While Monash University strategy and international business professor Mariano Heyden believes her resignation was necessary, more must be done to win back Australians’ confidence.
“The old adage rings true for the resignation of Bayer Rosmarin: heads must roll,” he said.
“(But) it is largely a short-term reaction to stop the bleeding without directly addressing root causes.
“Repairing public trust in Optus cannot solely be achieved by simply changing the CEO – rather, it also needs to be a by-product of authentic change in the way they conduct business.”
Greens senator Sarah Hanson-Young said the CEO’s decision to stand-down showed leadership.
“We obviously now need to see Optus really restore trust with the Australian people and to fix their crisis management,” she said..
“We all rely on the use of our mobile phone, on internet data to do so much with our daily lives and we need to make sure the rules and regulations are fit for purpose.
“We need to make sure we’re putting the rights of the public, the public interest, first and foremost. These are essential services, not just some luxury.”
Though it is unclear how the telco will move forward, the government is attempting to take lessons from the outage about the stability and accessibility of the nation’s networks.

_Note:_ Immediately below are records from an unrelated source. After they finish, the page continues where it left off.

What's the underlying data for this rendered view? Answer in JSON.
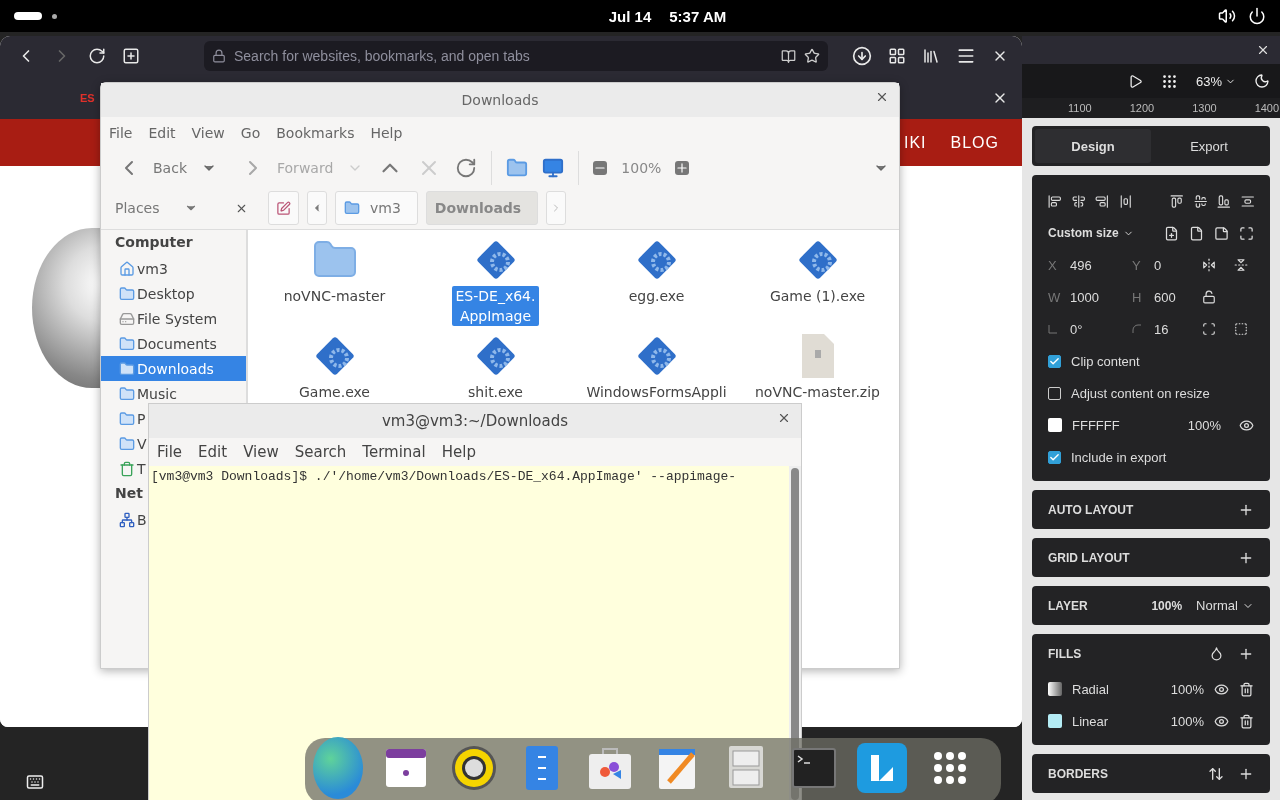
{
  "top_bar": {
    "date": "Jul 14",
    "time": "5:37 AM"
  },
  "browser": {
    "search_placeholder": "Search for websites, bookmarks, and open tabs",
    "tab_label": "ES",
    "site_nav": [
      "IKI",
      "BLOG"
    ]
  },
  "file_manager": {
    "title": "Downloads",
    "menu": [
      "File",
      "Edit",
      "View",
      "Go",
      "Bookmarks",
      "Help"
    ],
    "toolbar": {
      "back": "Back",
      "forward": "Forward",
      "forward_disabled": true,
      "zoom": "100%"
    },
    "places": "Places",
    "path": [
      {
        "label": "vm3",
        "selected": false
      },
      {
        "label": "Downloads",
        "selected": true
      }
    ],
    "sidebar": [
      {
        "heading": "Computer",
        "items": [
          {
            "label": "vm3",
            "kind": "home",
            "selected": false
          },
          {
            "label": "Desktop",
            "kind": "folder",
            "selected": false
          },
          {
            "label": "File System",
            "kind": "drive",
            "selected": false
          },
          {
            "label": "Documents",
            "kind": "folder",
            "selected": false
          },
          {
            "label": "Downloads",
            "kind": "folder",
            "selected": true
          },
          {
            "label": "Music",
            "kind": "folder",
            "selected": false
          },
          {
            "label": "P",
            "kind": "folder",
            "selected": false
          },
          {
            "label": "V",
            "kind": "folder",
            "selected": false
          },
          {
            "label": "T",
            "kind": "trash",
            "selected": false
          }
        ]
      },
      {
        "heading": "Net",
        "items": [
          {
            "label": "B",
            "kind": "network",
            "selected": false
          }
        ]
      }
    ],
    "files": [
      {
        "name": "noVNC-master",
        "kind": "folder",
        "selected": false
      },
      {
        "name": "ES-DE_x64.\nAppImage",
        "kind": "program",
        "selected": true
      },
      {
        "name": "egg.exe",
        "kind": "program",
        "selected": false
      },
      {
        "name": "Game (1).exe",
        "kind": "program",
        "selected": false
      },
      {
        "name": "Game.exe",
        "kind": "program",
        "selected": false
      },
      {
        "name": "shit.exe",
        "kind": "program",
        "selected": false
      },
      {
        "name": "WindowsFormsAppli",
        "kind": "program",
        "selected": false
      },
      {
        "name": "noVNC-master.zip",
        "kind": "archive",
        "selected": false
      }
    ]
  },
  "terminal": {
    "title": "vm3@vm3:~/Downloads",
    "menu": [
      "File",
      "Edit",
      "View",
      "Search",
      "Terminal",
      "Help"
    ],
    "lines": [
      "[vm3@vm3 Downloads]$ ./'/home/vm3/Downloads/ES-DE_x64.AppImage' --appimage-"
    ]
  },
  "design_app": {
    "zoom": "63%",
    "ruler": [
      "1100",
      "1200",
      "1300",
      "1400"
    ],
    "tabs": [
      {
        "label": "Design",
        "selected": true
      },
      {
        "label": "Export",
        "selected": false
      }
    ],
    "size_preset": "Custom size",
    "fields": [
      {
        "kind": "text",
        "label": "X",
        "value": "496"
      },
      {
        "kind": "text",
        "label": "Y",
        "value": "0"
      },
      {
        "kind": "text",
        "label": "W",
        "value": "1000"
      },
      {
        "kind": "text",
        "label": "H",
        "value": "600"
      },
      {
        "kind": "rotation",
        "value": "0°"
      },
      {
        "kind": "radius",
        "value": "16"
      }
    ],
    "rows": [
      {
        "kind": "checkbox",
        "label": "Clip content",
        "checked": true
      },
      {
        "kind": "checkbox",
        "label": "Adjust content on resize",
        "checked": false
      },
      {
        "kind": "color",
        "value": "FFFFFF",
        "opacity": "100%"
      },
      {
        "kind": "checkbox",
        "label": "Include in export",
        "checked": true
      }
    ],
    "sections": [
      {
        "kind": "plain",
        "title": "AUTO LAYOUT"
      },
      {
        "kind": "plain",
        "title": "GRID LAYOUT"
      },
      {
        "kind": "layer",
        "title": "LAYER",
        "opacity": "100%",
        "blend": "Normal"
      },
      {
        "kind": "fills",
        "title": "FILLS",
        "fills": [
          {
            "kind": "radial",
            "name": "Radial",
            "opacity": "100%"
          },
          {
            "kind": "linear",
            "name": "Linear",
            "opacity": "100%"
          }
        ]
      },
      {
        "kind": "borders",
        "title": "BORDERS"
      }
    ]
  }
}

During the Senate inquiry, it was revealed that 228 emergency calls were unable to go through and Optus still does not know why.
At the time, Bayer Rosmarin said it was “too early” to tell where the issue occurred but said the triple-zero system should have been able to pick up the traffic during an outage.
Prime Minister Anthony Albanese says the government will set up a review into the outage that may analyse the nation’s emergency call framework.
“We’ll be transparent about sending that message through to the private sector as well as to the public sector – but this was a shocking incident,” he said.
The Australian Communications and Media Authority has independently begun an assessment to investigate Optus’s compliance with rules on emergency calls.
The rules cover such obligations as conducting welfare checks on people making unsuccessful emergency calls during an outage and providing access to emergency call services.